The Portland Charter Commission is continuing its slow progress towards a recommendation to create an executive mayor with more authority to lead the city, although the discussion now requires hired facilitators to steer the group.
During a facilitated discussion last week, commissioners took a series of straw polls to see where members stood on certain issues. The polls were nonbinding and a way to gauge which broad ideas commissioners would support.

This was the first meeting with the two facilitators the commission has hired: Samaa Abdurraqib, associate director of the Maine Humanities Council who also facilitated the city’s Racial Equity Steering Committee, and Hilary North-Ellasante, a consultant from Lewiston.
Yet despite the desire for the straw polls to largely be informal and not rooted in specific details, the commission did get bogged down in details several times, to the point where facilitators had to remind them they were just conducting straw polls.
Unlike previous meetings, the facilitators kept commissioners on a time limit for comments: they were allowed just three minutes per turn to speak, although they could raise their hands and be granted additional time. No commissioners ran out of time.

Of the 11 commissioners present during the facilitated meeting, seven supported making the elected mayor the city’s chief executive, and the hiring of a city administrator with managerial or financial expertise.
Chairman Michael Kebede, who proposed using straw polls, said his intention was not to hammer out the details or finalize a proposal.
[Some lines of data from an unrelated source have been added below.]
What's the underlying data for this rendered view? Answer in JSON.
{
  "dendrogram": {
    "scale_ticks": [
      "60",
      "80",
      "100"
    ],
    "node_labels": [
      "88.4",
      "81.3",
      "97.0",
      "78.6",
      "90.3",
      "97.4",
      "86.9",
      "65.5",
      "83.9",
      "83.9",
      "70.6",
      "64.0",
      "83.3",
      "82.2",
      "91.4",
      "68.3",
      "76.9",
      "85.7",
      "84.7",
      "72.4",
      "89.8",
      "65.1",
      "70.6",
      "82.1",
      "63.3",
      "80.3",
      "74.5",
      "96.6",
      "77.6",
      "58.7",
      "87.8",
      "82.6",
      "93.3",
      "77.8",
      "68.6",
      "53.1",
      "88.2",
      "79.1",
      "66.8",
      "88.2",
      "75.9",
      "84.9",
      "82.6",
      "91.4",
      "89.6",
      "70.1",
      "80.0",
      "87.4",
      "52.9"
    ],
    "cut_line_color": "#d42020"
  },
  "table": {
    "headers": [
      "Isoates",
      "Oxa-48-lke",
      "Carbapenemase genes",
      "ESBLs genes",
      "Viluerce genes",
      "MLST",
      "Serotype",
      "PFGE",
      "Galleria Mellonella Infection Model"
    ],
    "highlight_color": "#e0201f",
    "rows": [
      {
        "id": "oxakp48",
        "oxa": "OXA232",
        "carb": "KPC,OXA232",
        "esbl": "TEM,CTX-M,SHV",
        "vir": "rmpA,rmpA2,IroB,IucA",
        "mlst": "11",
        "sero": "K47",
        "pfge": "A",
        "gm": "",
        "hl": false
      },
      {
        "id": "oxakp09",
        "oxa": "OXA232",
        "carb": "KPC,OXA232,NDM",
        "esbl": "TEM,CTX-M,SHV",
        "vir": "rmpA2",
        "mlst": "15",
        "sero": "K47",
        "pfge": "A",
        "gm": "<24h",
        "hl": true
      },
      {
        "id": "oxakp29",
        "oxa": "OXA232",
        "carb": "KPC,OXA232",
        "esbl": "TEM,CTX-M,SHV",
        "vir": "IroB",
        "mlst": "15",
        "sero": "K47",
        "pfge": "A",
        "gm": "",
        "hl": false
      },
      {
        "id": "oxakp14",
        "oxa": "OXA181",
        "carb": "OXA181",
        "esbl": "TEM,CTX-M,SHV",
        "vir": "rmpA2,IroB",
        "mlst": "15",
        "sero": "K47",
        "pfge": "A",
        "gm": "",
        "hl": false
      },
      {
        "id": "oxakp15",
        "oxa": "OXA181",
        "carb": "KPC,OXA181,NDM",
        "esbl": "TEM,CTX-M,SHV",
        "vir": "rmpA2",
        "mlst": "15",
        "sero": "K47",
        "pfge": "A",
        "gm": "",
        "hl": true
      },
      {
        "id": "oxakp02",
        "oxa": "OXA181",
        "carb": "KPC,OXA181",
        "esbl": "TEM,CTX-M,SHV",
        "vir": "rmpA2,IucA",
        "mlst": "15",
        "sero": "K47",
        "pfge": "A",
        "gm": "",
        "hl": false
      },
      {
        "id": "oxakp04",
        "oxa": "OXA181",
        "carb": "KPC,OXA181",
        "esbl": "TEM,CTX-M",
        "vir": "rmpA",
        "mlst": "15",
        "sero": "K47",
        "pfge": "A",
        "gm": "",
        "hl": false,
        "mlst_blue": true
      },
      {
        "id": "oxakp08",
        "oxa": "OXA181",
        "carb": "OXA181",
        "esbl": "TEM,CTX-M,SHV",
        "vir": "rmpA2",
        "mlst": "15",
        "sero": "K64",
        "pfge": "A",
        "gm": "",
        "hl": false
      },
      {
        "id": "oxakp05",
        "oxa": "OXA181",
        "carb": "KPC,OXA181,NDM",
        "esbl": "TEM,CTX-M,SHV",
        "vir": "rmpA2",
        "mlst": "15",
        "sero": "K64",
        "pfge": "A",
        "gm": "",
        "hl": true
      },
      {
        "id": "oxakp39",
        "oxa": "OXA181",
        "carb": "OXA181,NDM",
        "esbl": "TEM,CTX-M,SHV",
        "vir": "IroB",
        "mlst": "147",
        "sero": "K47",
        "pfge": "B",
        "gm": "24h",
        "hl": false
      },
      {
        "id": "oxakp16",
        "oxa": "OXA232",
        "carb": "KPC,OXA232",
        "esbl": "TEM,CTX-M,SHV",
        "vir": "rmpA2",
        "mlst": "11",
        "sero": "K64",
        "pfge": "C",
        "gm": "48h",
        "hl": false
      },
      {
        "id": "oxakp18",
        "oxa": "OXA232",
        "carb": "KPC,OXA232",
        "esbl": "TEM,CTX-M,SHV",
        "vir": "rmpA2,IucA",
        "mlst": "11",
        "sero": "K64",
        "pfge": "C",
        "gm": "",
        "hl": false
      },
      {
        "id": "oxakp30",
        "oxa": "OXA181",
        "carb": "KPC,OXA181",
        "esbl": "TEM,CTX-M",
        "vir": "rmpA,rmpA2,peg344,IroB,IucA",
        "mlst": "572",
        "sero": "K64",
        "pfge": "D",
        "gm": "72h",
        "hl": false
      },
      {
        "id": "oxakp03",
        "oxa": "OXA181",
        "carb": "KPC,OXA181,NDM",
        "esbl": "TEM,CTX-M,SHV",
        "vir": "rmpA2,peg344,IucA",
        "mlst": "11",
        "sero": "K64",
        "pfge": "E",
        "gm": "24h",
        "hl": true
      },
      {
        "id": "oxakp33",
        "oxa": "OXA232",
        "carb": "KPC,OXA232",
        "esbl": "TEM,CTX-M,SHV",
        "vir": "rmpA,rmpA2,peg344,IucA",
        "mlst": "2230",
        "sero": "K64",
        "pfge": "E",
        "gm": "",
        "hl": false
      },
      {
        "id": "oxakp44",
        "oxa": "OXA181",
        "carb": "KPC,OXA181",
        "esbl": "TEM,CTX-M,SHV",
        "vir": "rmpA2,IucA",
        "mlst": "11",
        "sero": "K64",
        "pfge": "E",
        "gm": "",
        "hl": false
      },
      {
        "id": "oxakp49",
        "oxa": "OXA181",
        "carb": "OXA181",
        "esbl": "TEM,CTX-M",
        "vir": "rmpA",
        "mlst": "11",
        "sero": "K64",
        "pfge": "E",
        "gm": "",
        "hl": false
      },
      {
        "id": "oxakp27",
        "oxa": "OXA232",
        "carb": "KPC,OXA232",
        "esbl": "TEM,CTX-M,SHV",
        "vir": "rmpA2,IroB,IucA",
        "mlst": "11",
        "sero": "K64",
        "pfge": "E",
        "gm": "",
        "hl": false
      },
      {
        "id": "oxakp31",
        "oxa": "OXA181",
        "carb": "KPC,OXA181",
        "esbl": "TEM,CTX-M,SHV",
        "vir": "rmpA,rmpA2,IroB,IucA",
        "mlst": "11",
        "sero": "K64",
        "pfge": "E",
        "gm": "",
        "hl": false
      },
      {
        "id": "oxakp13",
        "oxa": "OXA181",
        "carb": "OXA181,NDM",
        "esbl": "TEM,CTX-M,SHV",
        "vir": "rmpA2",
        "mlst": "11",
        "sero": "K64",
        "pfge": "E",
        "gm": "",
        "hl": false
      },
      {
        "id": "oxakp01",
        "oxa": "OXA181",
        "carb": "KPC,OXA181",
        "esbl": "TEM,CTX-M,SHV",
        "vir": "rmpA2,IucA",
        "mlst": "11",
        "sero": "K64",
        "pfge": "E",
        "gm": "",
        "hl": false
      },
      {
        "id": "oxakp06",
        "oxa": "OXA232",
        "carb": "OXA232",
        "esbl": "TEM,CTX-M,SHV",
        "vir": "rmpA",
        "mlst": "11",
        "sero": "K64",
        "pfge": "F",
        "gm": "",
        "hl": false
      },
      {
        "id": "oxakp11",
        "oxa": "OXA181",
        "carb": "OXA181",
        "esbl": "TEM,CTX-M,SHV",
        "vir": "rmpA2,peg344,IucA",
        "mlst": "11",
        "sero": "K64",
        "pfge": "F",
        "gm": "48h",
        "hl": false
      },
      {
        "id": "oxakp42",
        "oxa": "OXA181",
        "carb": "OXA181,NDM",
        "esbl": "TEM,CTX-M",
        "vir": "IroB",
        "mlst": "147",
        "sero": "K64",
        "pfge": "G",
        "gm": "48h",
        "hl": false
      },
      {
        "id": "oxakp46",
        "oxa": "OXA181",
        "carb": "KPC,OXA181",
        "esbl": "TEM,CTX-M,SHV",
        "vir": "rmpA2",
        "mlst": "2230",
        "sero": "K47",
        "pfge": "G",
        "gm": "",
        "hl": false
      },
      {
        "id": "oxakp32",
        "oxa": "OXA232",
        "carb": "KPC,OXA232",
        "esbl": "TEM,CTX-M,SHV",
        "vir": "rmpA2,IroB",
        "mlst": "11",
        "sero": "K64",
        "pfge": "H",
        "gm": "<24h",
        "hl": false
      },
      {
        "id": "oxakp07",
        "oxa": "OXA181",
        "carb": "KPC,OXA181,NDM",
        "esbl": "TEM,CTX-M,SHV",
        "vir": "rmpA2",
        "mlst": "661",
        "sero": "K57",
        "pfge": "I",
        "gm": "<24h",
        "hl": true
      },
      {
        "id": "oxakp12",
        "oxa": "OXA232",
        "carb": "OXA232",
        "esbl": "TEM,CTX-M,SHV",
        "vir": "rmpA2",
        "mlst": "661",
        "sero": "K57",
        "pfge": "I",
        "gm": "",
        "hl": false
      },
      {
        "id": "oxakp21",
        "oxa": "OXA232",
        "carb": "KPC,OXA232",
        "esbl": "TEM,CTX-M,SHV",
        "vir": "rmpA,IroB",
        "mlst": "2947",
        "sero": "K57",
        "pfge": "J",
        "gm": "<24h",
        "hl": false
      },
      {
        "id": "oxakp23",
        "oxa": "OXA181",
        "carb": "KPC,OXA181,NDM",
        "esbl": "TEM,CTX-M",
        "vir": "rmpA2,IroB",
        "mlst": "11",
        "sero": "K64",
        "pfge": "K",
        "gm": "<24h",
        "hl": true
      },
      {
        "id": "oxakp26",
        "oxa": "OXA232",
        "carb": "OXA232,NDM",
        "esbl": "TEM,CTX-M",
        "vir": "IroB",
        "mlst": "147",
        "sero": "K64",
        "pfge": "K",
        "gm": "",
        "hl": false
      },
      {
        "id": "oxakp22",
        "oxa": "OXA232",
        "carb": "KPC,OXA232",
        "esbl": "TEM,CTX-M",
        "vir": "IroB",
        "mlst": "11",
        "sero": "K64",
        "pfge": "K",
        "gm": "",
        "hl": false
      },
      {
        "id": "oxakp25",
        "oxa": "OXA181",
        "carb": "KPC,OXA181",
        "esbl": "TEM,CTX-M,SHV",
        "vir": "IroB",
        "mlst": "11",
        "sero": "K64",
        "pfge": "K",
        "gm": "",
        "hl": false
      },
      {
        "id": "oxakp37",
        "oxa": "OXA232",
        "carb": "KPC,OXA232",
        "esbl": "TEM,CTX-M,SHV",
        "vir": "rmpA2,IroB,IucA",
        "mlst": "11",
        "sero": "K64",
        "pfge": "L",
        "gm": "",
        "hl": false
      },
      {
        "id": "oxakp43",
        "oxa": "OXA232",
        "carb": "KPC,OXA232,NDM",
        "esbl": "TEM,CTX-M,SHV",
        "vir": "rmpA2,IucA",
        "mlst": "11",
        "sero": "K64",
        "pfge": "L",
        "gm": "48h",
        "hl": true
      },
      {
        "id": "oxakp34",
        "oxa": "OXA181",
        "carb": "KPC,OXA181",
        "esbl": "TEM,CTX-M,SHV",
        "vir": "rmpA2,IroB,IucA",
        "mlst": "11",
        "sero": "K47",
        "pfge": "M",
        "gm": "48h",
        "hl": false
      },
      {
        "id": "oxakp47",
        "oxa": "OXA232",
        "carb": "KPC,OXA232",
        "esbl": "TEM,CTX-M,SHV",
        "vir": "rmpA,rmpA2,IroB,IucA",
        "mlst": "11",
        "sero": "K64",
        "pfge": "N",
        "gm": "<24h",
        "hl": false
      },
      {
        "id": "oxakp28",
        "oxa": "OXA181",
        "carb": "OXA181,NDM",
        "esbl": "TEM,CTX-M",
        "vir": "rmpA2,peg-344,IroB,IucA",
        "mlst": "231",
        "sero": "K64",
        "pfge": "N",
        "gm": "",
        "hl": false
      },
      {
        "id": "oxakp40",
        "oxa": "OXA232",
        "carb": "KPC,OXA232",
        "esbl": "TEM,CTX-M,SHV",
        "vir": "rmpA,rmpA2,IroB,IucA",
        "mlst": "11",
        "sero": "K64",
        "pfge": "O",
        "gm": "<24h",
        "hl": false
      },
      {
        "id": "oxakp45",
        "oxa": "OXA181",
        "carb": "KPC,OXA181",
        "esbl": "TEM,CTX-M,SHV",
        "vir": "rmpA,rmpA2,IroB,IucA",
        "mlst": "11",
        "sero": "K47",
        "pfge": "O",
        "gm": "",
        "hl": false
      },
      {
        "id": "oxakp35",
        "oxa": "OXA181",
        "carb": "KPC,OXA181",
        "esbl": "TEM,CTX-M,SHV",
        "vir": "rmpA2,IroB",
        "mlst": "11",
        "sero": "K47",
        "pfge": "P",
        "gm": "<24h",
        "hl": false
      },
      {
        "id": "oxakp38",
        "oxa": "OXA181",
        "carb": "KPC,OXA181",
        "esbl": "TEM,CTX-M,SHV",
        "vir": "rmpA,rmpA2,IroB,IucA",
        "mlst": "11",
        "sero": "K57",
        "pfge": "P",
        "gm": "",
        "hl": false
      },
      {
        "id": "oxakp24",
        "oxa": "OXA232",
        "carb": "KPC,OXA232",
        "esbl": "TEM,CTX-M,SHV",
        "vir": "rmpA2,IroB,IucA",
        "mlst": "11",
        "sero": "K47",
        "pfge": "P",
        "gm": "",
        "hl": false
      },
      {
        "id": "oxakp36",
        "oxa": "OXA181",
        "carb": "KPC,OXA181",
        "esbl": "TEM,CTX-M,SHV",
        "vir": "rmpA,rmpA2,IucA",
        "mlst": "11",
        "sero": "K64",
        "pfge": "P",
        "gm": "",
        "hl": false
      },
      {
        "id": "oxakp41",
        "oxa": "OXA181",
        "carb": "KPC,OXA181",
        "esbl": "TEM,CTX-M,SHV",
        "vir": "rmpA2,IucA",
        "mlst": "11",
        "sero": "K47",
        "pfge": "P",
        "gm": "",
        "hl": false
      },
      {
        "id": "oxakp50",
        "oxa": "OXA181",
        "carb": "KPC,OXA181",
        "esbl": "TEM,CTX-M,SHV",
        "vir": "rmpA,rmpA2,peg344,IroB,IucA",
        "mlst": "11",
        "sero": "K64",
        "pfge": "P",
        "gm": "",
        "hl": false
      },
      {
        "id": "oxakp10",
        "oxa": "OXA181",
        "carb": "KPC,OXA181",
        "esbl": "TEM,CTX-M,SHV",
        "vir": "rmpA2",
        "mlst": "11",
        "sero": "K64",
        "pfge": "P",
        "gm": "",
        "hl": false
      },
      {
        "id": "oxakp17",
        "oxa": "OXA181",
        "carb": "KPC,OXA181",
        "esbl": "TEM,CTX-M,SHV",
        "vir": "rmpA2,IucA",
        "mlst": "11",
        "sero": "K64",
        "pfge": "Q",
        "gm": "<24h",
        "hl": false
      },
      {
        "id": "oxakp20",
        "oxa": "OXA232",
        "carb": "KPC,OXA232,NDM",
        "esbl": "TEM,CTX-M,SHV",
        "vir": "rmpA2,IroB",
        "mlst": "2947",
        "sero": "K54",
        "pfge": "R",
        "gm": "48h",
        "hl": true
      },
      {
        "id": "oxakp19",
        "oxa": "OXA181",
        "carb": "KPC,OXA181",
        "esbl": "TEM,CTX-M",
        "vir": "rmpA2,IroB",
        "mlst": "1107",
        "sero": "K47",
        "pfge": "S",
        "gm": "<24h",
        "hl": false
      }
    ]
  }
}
Given that there are so many commissioners and varying opinions, he said he didn’t anticipate them being able to “successfully vote a full package of a governance proposal up or down,” so this was an attempt to see what had the most support either by majority or by consensus.
“The only way to complete our work is by eating the elephant one bite at a time,” he said. “And this strikes me as the most appropriate first bite.”
Nine commissioners agreed in a straw poll asking if the executive mayor should not have unilateral power to hire and fire department heads or the city manager.
When asked if the executive mayor should have the authority to draft the annual municipal budget, eight agreed.
And when asked if they would support moving the mayoral election to coincide with the presidential election, nine were in support.
The group has struggled to make progress on a recommendation for changing the division of power in City Hall.
Initially, three members of the governance committee submitted a proposal. Then Commissioner Nasreen Sheikh-Yousef, another member of that committee, submitted a separate proposal.
When the full commission convened, Commissioner Marpheen Chann offered what he called a compromise of those two proposals. Then Commissioner Robert O’Brien, who chairs the governance committee, submitted proposals to amend Chann’s compromise proposal.
The commission must send a preliminary report of the recommendations it has completed to the City Council in May, with a final report due in July. The proposed changes to the City Charter will go to a voter referendum in November.
Commission has spent more than $35K on legal fees
In the eight months since it began working on recommendations that could overhaul city government the Portland Charter Commission has spent almost half of its allotted budget on attorney fees.
Chairman Michael Kebede said the commission had spent just over $37,000 of its $75,000 budget through March 9, with more than $35,000 of that for legal fees paid to the panel’s attorney from Perkins Thompson.
The fees do not include payments to facilitators hired to help guide commission discussions and additional fees for speakers and staff.
On Monday, Kebede said the facilitators would each be paid $150 per hour. The final cost for their services will likely be between $2,800 and $3,600, but Kebede said he could not be sure of the final amount.
The commission budget has been a challenge from the outset. While they began meeting last June, commissioners had to wait two months until they received a final budget. The process angered some members of the commission at the time, with one commissioner claiming City Hall had been “stonewalling” the 12-member commission.
Commissioners were also initially told they only had a budget of $1,000 with an additional $74,000 set aside for legal services. That was eventually resolved and the commission was told it had a total budget of $75,000 to use at its discretion.